Post by: runeks on September 15, 2012, 08:52:49 PM
True. I guess the point is that consumption will happen no matter what; we can't survive without consuming. Investing, however, will not necessarily occur. Therefore one could argue that encouraging investment is more important than encouraging consumption.
Right, but it's important to remember that saving is a form of investment. When you save money, you have invested whatever productivity you contributed in order to get the money you saved. What that productivity produced earns interest in the economy as it makes possible further production.

For example, say I work at an auto factory. I help make cars. My productivity produces cars. Say I save some of the money that I earned. I have invested in the form of those cars that I made that otherwise wouldn't get made that are now earning interest as people use those cars to do work and produce goods. My income has been invested in the economy as I save that money and it earns interest because it produces goods that increase the demand for the money I saved. Deflation is the interest my productivity earns.

With a sensible monetary system, saving is a form of investing.
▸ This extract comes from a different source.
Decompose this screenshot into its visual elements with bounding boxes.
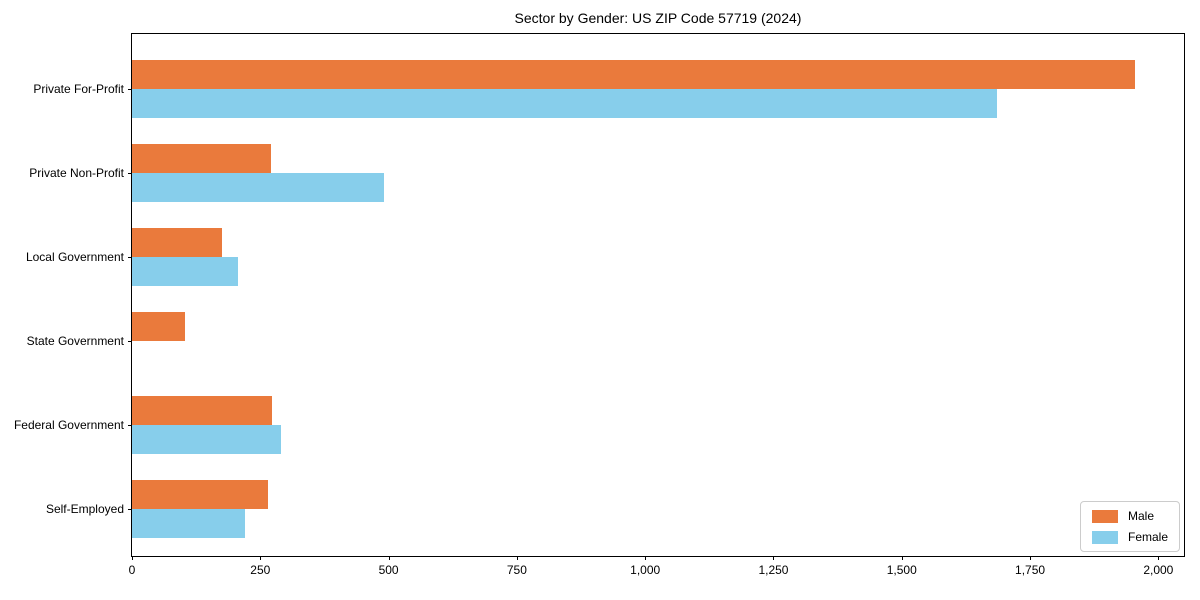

Deflation is interest on invested productivity.
This is a really good point. I don't think I've fully understood this until now. It's amazing how often this is glossed over by mainstream economists.

JoelKatz, from where have you learned the economic theory you know? Which book(s) would you recommend to me, that teaches concepts like the one above?


Title: Re: Why does Bitcoin subsidize saving?
Post by: JoelKatz on September 15, 2012, 11:43:21 PM
JoelKatz, from where have you learned the economic theory you know? Which book(s) would you recommend to me, that teaches concepts like the one above?
My top recommendations would be Economics in One Lesson (by Henry Hazlitt) and The Road to Serfdom (by Hayek).


Title: Re: Why does Bitcoin subsidize saving?
Post by: runeks on September 16, 2012, 01:24:11 AM
I will take a look at those. Thanks!